Inflation Sustains its Downward Trend, but Monthly Pressures Re-emerge

Nigeria’s inflation trajectory continued its gradual descent in February 2026, with headline inflation moderating marginally to 15.06% year-on-year, from 15.10% in January. This marks the eleventh consecutive monthly decline, reinforcing the narrative that the economy remains on a disinflation path.

However, beneath this improving headline figure lies a more nuanced reality. While the moderation reflects improving macroeconomic conditions, particularly exchange rate stability, the slow pace of decline suggests that the economy may be approaching an inflection point. More importantly, the recent rally in global oil prices, with early signs of pass-through to domestic fuel prices, coupled with a sharp rebound in month-on-month inflation, suggests that underlying price pressures are rebuilding, pointing to renewed cost pressures on consumers and businesses. On a month-on-month basis, inflation rose sharply to 2.01%, reversing the -2.88% deflation recorded in January.

Currency Stability Supports Core Inflation

At the heart of the disinflation story is the moderation in core inflation to 15.88% in February from 17.12% in January, largely driven by improved exchange rate dynamics. In February, the Naira appreciated both in the official and parallel markets, gaining 1.70% at the official window and 6.73% in the parallel market. This appreciation has helped to ease imported inflation pressures, particularly across non-food categories.
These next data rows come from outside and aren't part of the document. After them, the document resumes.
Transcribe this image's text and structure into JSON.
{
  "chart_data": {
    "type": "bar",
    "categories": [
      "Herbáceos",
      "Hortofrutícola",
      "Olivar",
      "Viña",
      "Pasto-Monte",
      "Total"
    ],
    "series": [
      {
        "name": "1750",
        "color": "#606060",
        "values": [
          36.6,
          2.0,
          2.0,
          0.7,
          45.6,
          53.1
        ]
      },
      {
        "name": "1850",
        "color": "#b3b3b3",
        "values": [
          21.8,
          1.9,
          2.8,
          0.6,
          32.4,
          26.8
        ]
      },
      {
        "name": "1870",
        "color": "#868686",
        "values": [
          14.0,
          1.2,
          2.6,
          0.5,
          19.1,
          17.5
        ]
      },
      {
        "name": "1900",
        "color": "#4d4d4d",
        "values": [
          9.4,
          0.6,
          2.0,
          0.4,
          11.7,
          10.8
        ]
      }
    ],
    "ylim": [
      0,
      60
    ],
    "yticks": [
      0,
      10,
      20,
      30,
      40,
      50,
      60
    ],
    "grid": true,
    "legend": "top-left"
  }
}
Food Inflation Surges as the Planting Season Begins

In contrast to the moderation in core inflation, food inflation has reversed course, climbing to 12.12% in February, after briefly dropping to single digits for the first time in over a decade (8.89% in January). This increase underscores the combined impact of persistent structural challenges, Ramadan, seasonality effect. As the planting season begins, supplies typically tighten, driving price increases. This seasonal pattern is further exacerbated by higher logistics costs, insecurity in key food-producing regions, and ongoing inefficiencies across the agricultural value chain. The resurgence in food inflation highlights a critical issue that Nigeria’s inflation is increasingly supply-driven, making it less responsive to improvements in monetary conditions alone.

Inflation Outlook: Risk of Reversal in March

The disinflation trend appears increasingly fragile, with early signals suggesting a potential reversal in March 2026. While exchange rate stability has supported the recent moderation in headline inflation, emerging pressures, particularly from the energy and food segments, are beginning to offset these gains. The recent uptick in global oil prices is expected to transmit into higher domestic fuel costs, with broad-based implications for transportation, logistics, and production costs.
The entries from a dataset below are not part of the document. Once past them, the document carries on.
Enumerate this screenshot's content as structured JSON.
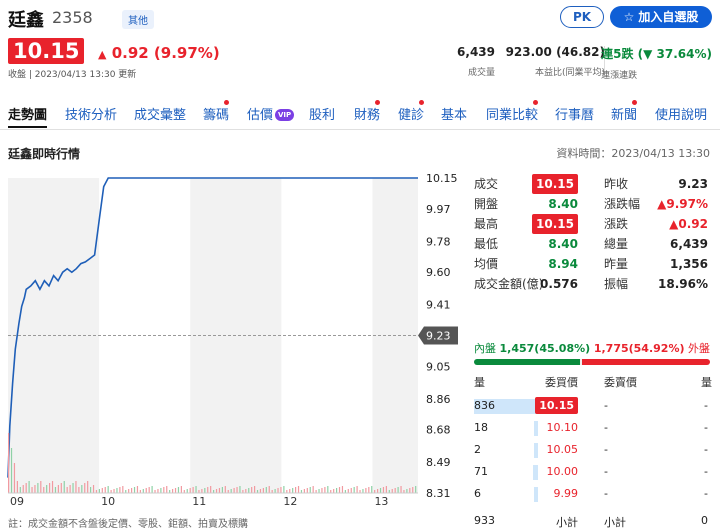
{
  "stock": {
    "name": "廷鑫",
    "code": "2358",
    "market": "其他",
    "price": "10.15",
    "change": "0.92 (9.97%)",
    "close_time": "收盤 | 2023/04/13 13:30 更新",
    "change_icon": "triangle-up"
  },
  "actions": {
    "pk": "PK",
    "add_watch": "加入自選股",
    "add_icon": "star"
  },
  "header_stats": [
    {
      "value": "6,439",
      "label": "成交量"
    },
    {
      "value": "923.00 (46.82)",
      "label": "本益比(同業平均)"
    }
  ],
  "streak": {
    "value": "連5跌",
    "pct": "(▼ 37.64%)",
    "label": "連漲連跌"
  },
  "tabs": [
    {
      "label": "走勢圖",
      "active": true,
      "dot": false,
      "vip": false
    },
    {
      "label": "技術分析",
      "active": false,
      "dot": false,
      "vip": false
    },
    {
      "label": "成交彙整",
      "active": false,
      "dot": false,
      "vip": false
    },
    {
      "label": "籌碼",
      "active": false,
      "dot": true,
      "vip": false
    },
    {
      "label": "估價",
      "active": false,
      "dot": false,
      "vip": true
    },
    {
      "label": "股利",
      "active": false,
      "dot": false,
      "vip": false
    },
    {
      "label": "財務",
      "active": false,
      "dot": true,
      "vip": false
    },
    {
      "label": "健診",
      "active": false,
      "dot": true,
      "vip": false
    },
    {
      "label": "基本",
      "active": false,
      "dot": false,
      "vip": false
    },
    {
      "label": "同業比較",
      "active": false,
      "dot": true,
      "vip": false
    },
    {
      "label": "行事曆",
      "active": false,
      "dot": false,
      "vip": false
    },
    {
      "label": "新聞",
      "active": false,
      "dot": true,
      "vip": false
    },
    {
      "label": "使用說明",
      "active": false,
      "dot": false,
      "vip": false
    }
  ],
  "vip_label": "VIP",
  "section_title": "廷鑫即時行情",
  "data_time": "資料時間：2023/04/13 13:30",
  "footnote": "註：成交金額不含盤後定價、零股、鉅額、拍賣及標購",
  "chart_data": {
    "type": "line",
    "x_ticks": [
      "09",
      "10",
      "11",
      "12",
      "13"
    ],
    "y_ticks": [
      "10.15",
      "9.97",
      "9.78",
      "9.60",
      "9.41",
      "9.23",
      "9.05",
      "8.86",
      "8.68",
      "8.49",
      "8.31"
    ],
    "reference_price": "9.23",
    "ylim": [
      8.31,
      10.15
    ],
    "series": [
      {
        "x": [
          9.0,
          9.02,
          9.05,
          9.08,
          9.12,
          9.15,
          9.18,
          9.2,
          9.25,
          9.3,
          9.35,
          9.4,
          9.45,
          9.5,
          9.55,
          9.6,
          9.65,
          9.7,
          9.75,
          9.8,
          9.85,
          9.9,
          9.95,
          10.0,
          10.05,
          10.1,
          10.2,
          10.5,
          11.0,
          12.0,
          13.0,
          13.5
        ],
        "values": [
          8.4,
          8.7,
          8.95,
          9.15,
          9.3,
          9.4,
          9.45,
          9.5,
          9.52,
          9.55,
          9.5,
          9.55,
          9.52,
          9.58,
          9.55,
          9.6,
          9.62,
          9.6,
          9.62,
          9.65,
          9.66,
          9.68,
          9.7,
          9.9,
          10.1,
          10.15,
          10.15,
          10.15,
          10.15,
          10.15,
          10.15,
          10.15
        ]
      }
    ],
    "grid": true
  },
  "quote_left": [
    {
      "label": "成交",
      "value": "10.15",
      "style": "box"
    },
    {
      "label": "開盤",
      "value": "8.40",
      "style": "green"
    },
    {
      "label": "最高",
      "value": "10.15",
      "style": "box"
    },
    {
      "label": "最低",
      "value": "8.40",
      "style": "green"
    },
    {
      "label": "均價",
      "value": "8.94",
      "style": "green"
    },
    {
      "label": "成交金額(億)",
      "value": "0.576",
      "style": "dark"
    }
  ],
  "quote_right": [
    {
      "label": "昨收",
      "value": "9.23",
      "style": "dark"
    },
    {
      "label": "漲跌幅",
      "value": "▲9.97%",
      "style": "red"
    },
    {
      "label": "漲跌",
      "value": "▲0.92",
      "style": "red"
    },
    {
      "label": "總量",
      "value": "6,439",
      "style": "dark"
    },
    {
      "label": "昨量",
      "value": "1,356",
      "style": "dark"
    },
    {
      "label": "振幅",
      "value": "18.96%",
      "style": "dark"
    }
  ],
  "inner_outer": {
    "inner_label": "內盤",
    "inner_value": "1,457(45.08%)",
    "outer_label": "外盤",
    "outer_value": "1,775(54.92%)",
    "inner_pct": 45.08,
    "outer_pct": 54.92
  },
  "order_book": {
    "headers": {
      "qty": "量",
      "bid": "委買價",
      "ask": "委賣價",
      "qty2": "量"
    },
    "rows": [
      {
        "qty": "836",
        "bid": "10.15",
        "ask": "-",
        "ask_qty": "-",
        "fill": 1.0,
        "highlight": true
      },
      {
        "qty": "18",
        "bid": "10.10",
        "ask": "-",
        "ask_qty": "-",
        "fill": 0.02,
        "highlight": false
      },
      {
        "qty": "2",
        "bid": "10.05",
        "ask": "-",
        "ask_qty": "-",
        "fill": 0.005,
        "highlight": false
      },
      {
        "qty": "71",
        "bid": "10.00",
        "ask": "-",
        "ask_qty": "-",
        "fill": 0.08,
        "highlight": false
      },
      {
        "qty": "6",
        "bid": "9.99",
        "ask": "-",
        "ask_qty": "-",
        "fill": 0.01,
        "highlight": false
      }
    ],
    "total": {
      "qty": "933",
      "label": "小計",
      "label2": "小計",
      "qty2": "0"
    }
  }
}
At the same time, the seasonal uptick in food inflation associated with the planting season is likely to intensify in the coming months, further exerting upward pressure on prices. Given the weight of food in the inflation basket, this could materially alter the trajectory of headline inflation.

Policy Implications: Limited Room for Monetary Easing

The February inflation data presents a delicate balancing act for policymakers. While the easing in headline and core inflation provides some room for optimism, the resurgence in monthly price pressures suggests that inflation is not yet fully under control. Additionally, emerging risks from energy prices and food inflation reinforce the need for caution.

As a result, the Central Bank is likely to maintain a tight or neutral monetary policy stance in the near term, prioritizing price stability over aggressive growth stimulation.